Magazine article Computers in Libraries

Publishers and Librarians in Dialogue, Part I: Notes from a European Advisory Board

Magazine article Computers in Libraries

Publishers and Librarians in Dialogue, Part I: Notes from a European Advisory Board

Article excerpt

[LIBRARIANSHIP AND PUBLISHING] HAVE EACH INTEGRATED A SPIRIT OF CONTINUOUS IMPROVEMENT AND RISK TAKING, AND THEY ARE MAKING BIG BETS ON THE COURSE OF THE DIGITAL FUTURE--A Future THAT COULD BE MARKED BY COLLABORATION, COMPETITION, OR A HEALTHY MIX OF BOTH.

During the summer of 2012, I received an offer that I could not refuse: to serve on the North American advisory board of John Wiley & Sons, Inc. The board's first meeting is still to come as of this writing, and I'm looking forward to sharing my insights afterward. Meanwhile, Wiley's European customer advisory board met in July 2012, and the meeting notes were circulated to our newly formed North American board. I found the European meeting write-up to be so intriguing that I asked Emily Gillingham, director of library relations at Wiley, if I could comment on the notes in my column in CIL. She was delighted and urged me to do so.

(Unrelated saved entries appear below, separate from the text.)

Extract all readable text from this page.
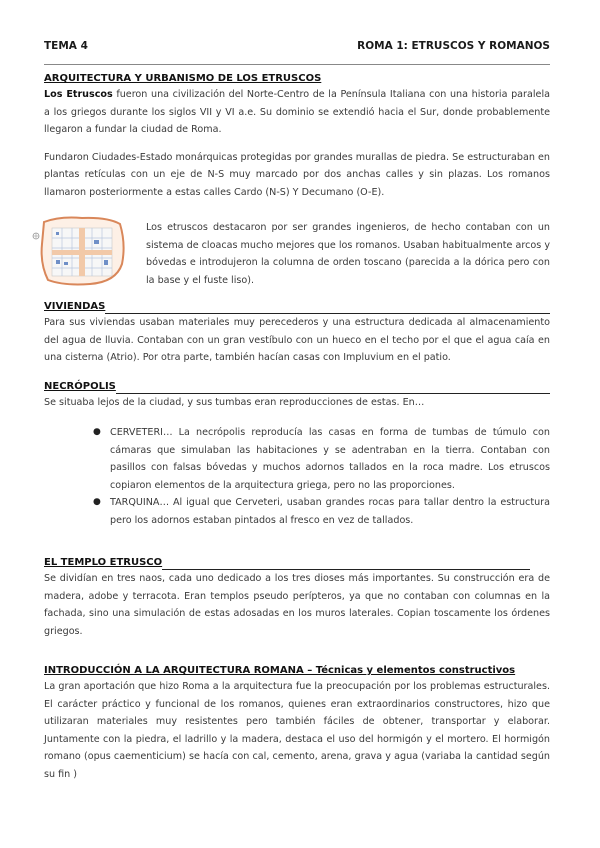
TEMA 4	ROMA 1: ETRUSCOS Y ROMANOS
ARQUITECTURA Y URBANISMO DE LOS ETRUSCOS

Los Etruscos fueron una civilización del Norte-Centro de la Península Italiana con una historia paralela a los griegos durante los siglos VII y VI a.e. Su dominio se extendió hacia el Sur, donde probablemente llegaron a fundar la ciudad de Roma.

Fundaron Ciudades-Estado monárquicas protegidas por grandes murallas de piedra. Se estructuraban en plantas retículas con un eje de N-S muy marcado por dos anchas calles y sin plazas. Los romanos llamaron posteriormente a estas calles Cardo (N-S) Y Decumano (O-E).

Los etruscos destacaron por ser grandes ingenieros, de hecho contaban con un sistema de cloacas mucho mejores que los romanos. Usaban habitualmente arcos y bóvedas e introdujeron la columna de orden toscano (parecida a la dórica pero con la base y el fuste liso).

VIVIENDAS

Para sus viviendas usaban materiales muy perecederos y una estructura dedicada al almacenamiento del agua de lluvia. Contaban con un gran vestíbulo con un hueco en el techo por el que el agua caía en una cisterna (Atrio). Por otra parte, también hacían casas con Impluvium en el patio.

NECRÓPOLIS

Se situaba lejos de la ciudad, y sus tumbas eran reproducciones de estas. En…

● CERVETERI… La necrópolis reproducía las casas en forma de tumbas de túmulo con cámaras que simulaban las habitaciones y se adentraban en la tierra. Contaban con pasillos con falsas bóvedas y muchos adornos tallados en la roca madre. Los etruscos copiaron elementos de la arquitectura griega, pero no las proporciones.
● TARQUINA… Al igual que Cerveteri, usaban grandes rocas para tallar dentro la estructura pero los adornos estaban pintados al fresco en vez de tallados.
EL TEMPLO ETRUSCO

Se dividían en tres naos, cada uno dedicado a los tres dioses más importantes. Su construcción era de madera, adobe y terracota. Eran templos pseudo perípteros, ya que no contaban con columnas en la fachada, sino una simulación de estas adosadas en los muros laterales. Copian toscamente los órdenes griegos.

INTRODUCCIÓN A LA ARQUITECTURA ROMANA – Técnicas y elementos constructivos

La gran aportación que hizo Roma a la arquitectura fue la preocupación por los problemas estructurales. El carácter práctico y funcional de los romanos, quienes eran extraordinarios constructores, hizo que utilizaran materiales muy resistentes pero también fáciles de obtener, transportar y elaborar. Juntamente con la piedra, el ladrillo y la madera, destaca el uso del hormigón y el mortero. El hormigón romano (opus caementicium) se hacía con cal, cemento, arena, grava y agua (variaba la cantidad según su fin )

This column is first in a two-part series. In Part 1, I am reporting on the comments and takeaways that Wiley summarized after its European advisory board met; next time, I will report on the North American meeting.

Collection Access Beyond the OPAC

The 2012-2014 European advisory board includes a healthy cross section of academic, government, and corporate librarians; if their meeting notes are any guide, they are a forward-looking group. One of the challenging, yet promising, ideas that they vetted was the integration of various search tools, to improve access to the open web. The goal is a seamless user experience, blending the OPAC with open web search. The marketplace is moving in this direction already, but it is still necessary to conduct research sequentially, going back and forth between library information utilities and the open web. Could this overall experience become smoother? This is an important question for both publishers and librarians; both groups have complimentary strategic knowledge about the search experience. Publishers could work to improve discoverability in every digital arena, and librarians might continue the process of reframing the scope of the collection beyond in-house management, throwing a net around more content with metasearch and metadata. This dialogue suggests a wide terrain where publishers and librarians can collaborate for mutual advantage.

Spaces and Services

The meeting notes gave an interesting profile on how the European librarians view the space they manage and the physical artifacts that populate it. The majority of the European librarians were enthusiastic about moving to an all-digital model. Users who are slow to adapt could be helped in the transition to an all-digital service model, but the emphasis should be on fast action. Corporate librarians said they had already given away their print collections of backfiles.

This gung-ho sentiment has a familiar feel, grounded as it is in the will to embrace new technology and put it to work. For my part, I believe that we still live in a hybrid world, where print has a place. But the space our print collections occupies is precious, and the need for study, instruction, and interaction is greater than ever. Indeed, the academic advisory board members reported on a boom in student use: Library space on European campuses is in high demand, just as it is in corporate firms.

Does this strong preference for an all-digital library spell a new trend or a defining moment in professional practice? Perhaps. But we cannot forget our slow adopters. Likewise, do new and innovative uses of existing space strengthen the library's role? Here my answer is yes: Online instruction, virtual teaching roles, and the need for social space will put library space to work in ways people want to use it right now, and this will advance our status as a side benefit.